Poundland shares crash after warning of highly volatile trading

Poundland aims to boost store numbers in the UK and Ireland to 1,400 branches.
Poundland aims to boost store numbers in the UK and Ireland to 1,400 branches. Photograph: Stefan Wermuth/Reuters

Shares in Poundland have crashed after it reported falling first-half profits and sales and warned of “highly volatile” trading conditions in recent weeks.

The discount retailer made a profit before tax and one-off items of £9.3m in the six months to 27 September, down 26% from £12.6m a year earlier. Total sales advanced 6.2% to £561.1m, while like for like sales – at stores open for at least a year – fell 2.8%.

The company opened 57 stores in the UK and Ireland in the first half – with 30 in September alone – up from 34 in the same period last year.

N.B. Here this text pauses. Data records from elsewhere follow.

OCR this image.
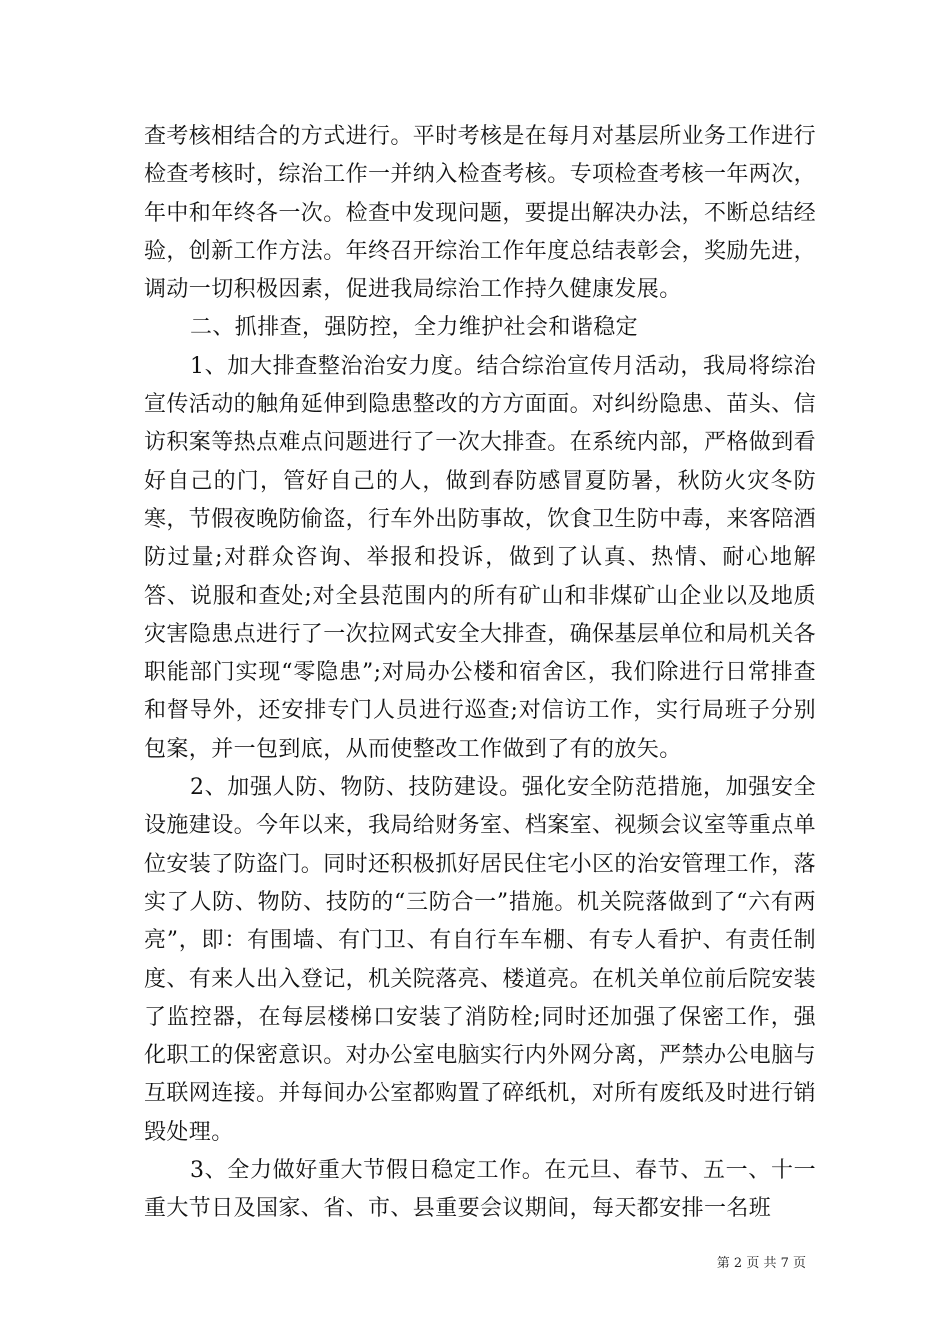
查考核相结合的方式进行。平时考核是在每月对基层所业务工作进行检查考核时，综治工作一并纳入检查考核。专项检查考核一年两次，年中和年终各一次。检查中发现问题，要提出解决办法，不断总结经验，创新工作方法。年终召开综治工作年度总结表彰会，奖励先进，调动一切积极因素，促进我局综治工作持久健康发展。

二、抓排查，强防控，全力维护社会和谐稳定

1、加大排查整治治安力度。结合综治宣传月活动，我局将综治宣传活动的触角延伸到隐患整改的方方面面。对纠纷隐患、苗头、信访积案等热点难点问题进行了一次大排查。在系统内部，严格做到看好自己的门，管好自己的人，做到春防感冒夏防暑，秋防火灾冬防寒，节假夜晚防偷盗，行车外出防事故，饮食卫生防中毒，来客陪酒防过量;对群众咨询、举报和投诉，做到了认真、热情、耐心地解答、说服和查处;对全县范围内的所有矿山和非煤矿山企业以及地质灾害隐患点进行了一次拉网式安全大排查，确保基层单位和局机关各职能部门实现“零隐患”;对局办公楼和宿舍区，我们除进行日常排查和督导外，还安排专门人员进行巡查;对信访工作，实行局班子分别包案，并一包到底，从而使整改工作做到了有的放矢。

2、加强人防、物防、技防建设。强化安全防范措施，加强安全设施建设。今年以来，我局给财务室、档案室、视频会议室等重点单位安装了防盗门。同时还积极抓好居民住宅小区的治安管理工作，落实了人防、物防、技防的“三防合一”措施。机关院落做到了“六有两亮”，即：有围墙、有门卫、有自行车车棚、有专人看护、有责任制度、有来人出入登记，机关院落亮、楼道亮。在机关单位前后院安装了监控器，在每层楼梯口安装了消防栓;同时还加强了保密工作，强化职工的保密意识。对办公室电脑实行内外网分离，严禁办公电脑与互联网连接。并每间办公室都购置了碎纸机，对所有废纸及时进行销毁处理。

3、全力做好重大节假日稳定工作。在元旦、春节、五一、十一重大节日及国家、省、市、县重要会议期间，每天都安排一名班

第 2 页 共 7 页
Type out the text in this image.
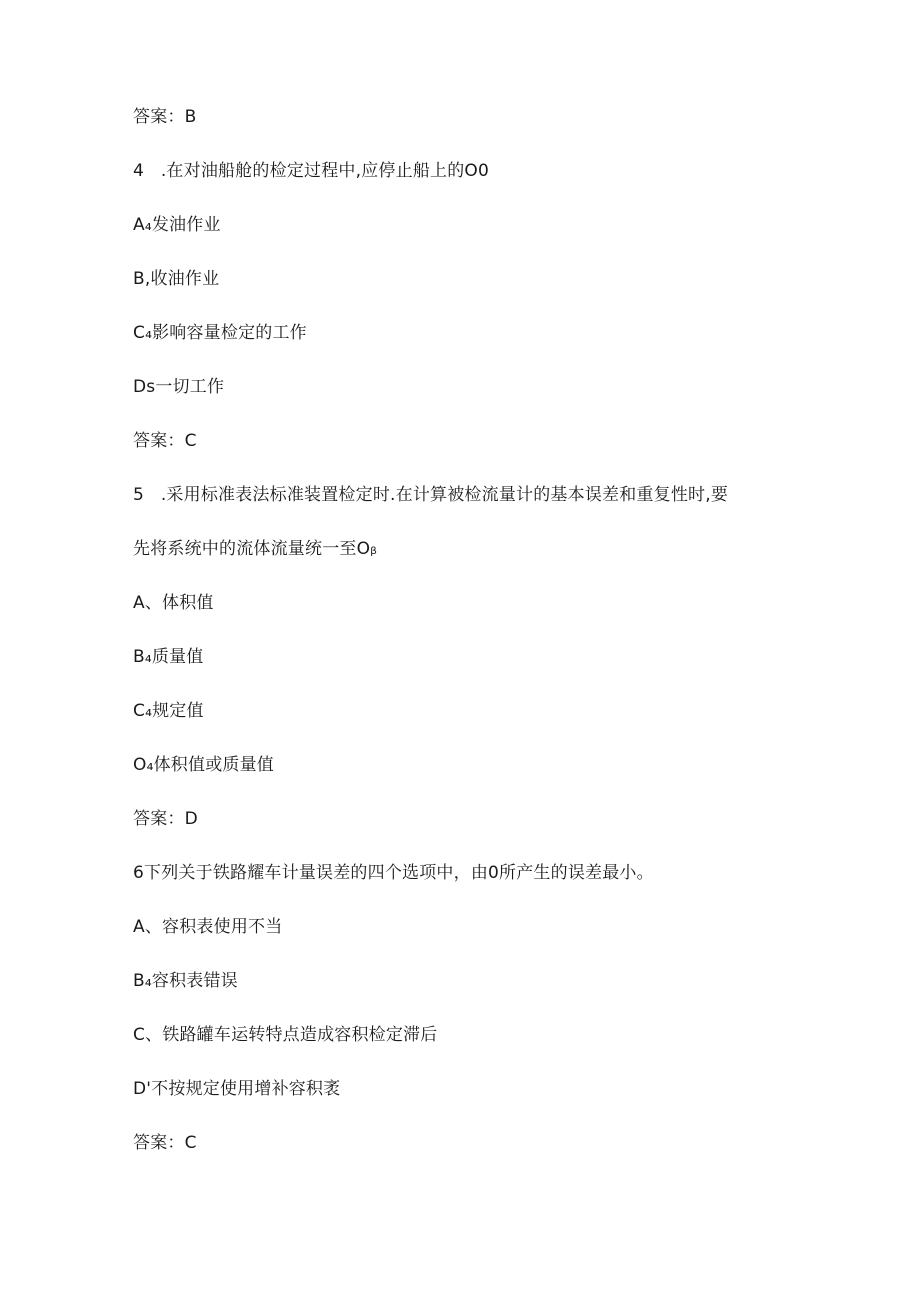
答案：B
4   .在对油船舱的检定过程中,应停止船上的O0
A₄发油作业
B,收油作业
C₄影响容量检定的工作
Ds一切工作
答案：C
5   .采用标准表法标准装置检定时.在计算被检流量计的基本误差和重复性时,要
先将系统中的流体流量统一至Oᵦ
A、体积值
B₄质量值
C₄规定值
O₄体积值或质量值
答案：D
6下列关于铁路耀车计量误差的四个选项中，由0所产生的误差最小。
A、容积表使用不当
B₄容积表错误
C、铁路罐车运转特点造成容积检定滞后
D'不按规定使用增补容积袤
答案：C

Poundland shares dropped 20% to 222.7p after the results announcement on Thursday.

Jim McCarthy, the chief executive, said: “Our Christmas range is our best ever. However, we have seen highly volatile trading conditions so far in the third quarter. The quarter’s performance therefore depends more than ever upon the last six weeks’ trading towards Christmas.”

The chain is digesting its acquisition of its single-price rival 99p Stores, which are being rebranded to Poundland – this means a 1p per item price rise for customers. After a lengthy competition inquiry, Poundland completed the £55m deal in September, adding 250 branches of 99p stores to its 640 Poundland stores in the UK. It also has nearly 60 shops in Ireland and Spain, which trade as Dealz.

It aims to have the vast majority of 99p Stores rebranded by April 2016, and said early sales from converted stores were encouraging. McCarthy said: “The 99p Stores acquisition is a transformational deal for us, adding the equivalent of five years of UK organic growth and 40% to our store numbers in one go. We’re confident of achieving at least £25m of incremental [earnings before interest, tax, depreciation and amortisation] from the acquisition and we are now increasing our UK and Ireland store target from 1,070 to 1,400 stores.”

Independent retail analyst Nick Bubb said: “The key thing was whether Poundland could revive City sentiment and its ailing share price by talking in detail about the strength of the 99p Stores synergies and the trading outlook.”

He added that even though McCarthy “gives it a good go” the fall in profits, dip in like-for-like sales and the volatile trading warning clearly did not thrill investors.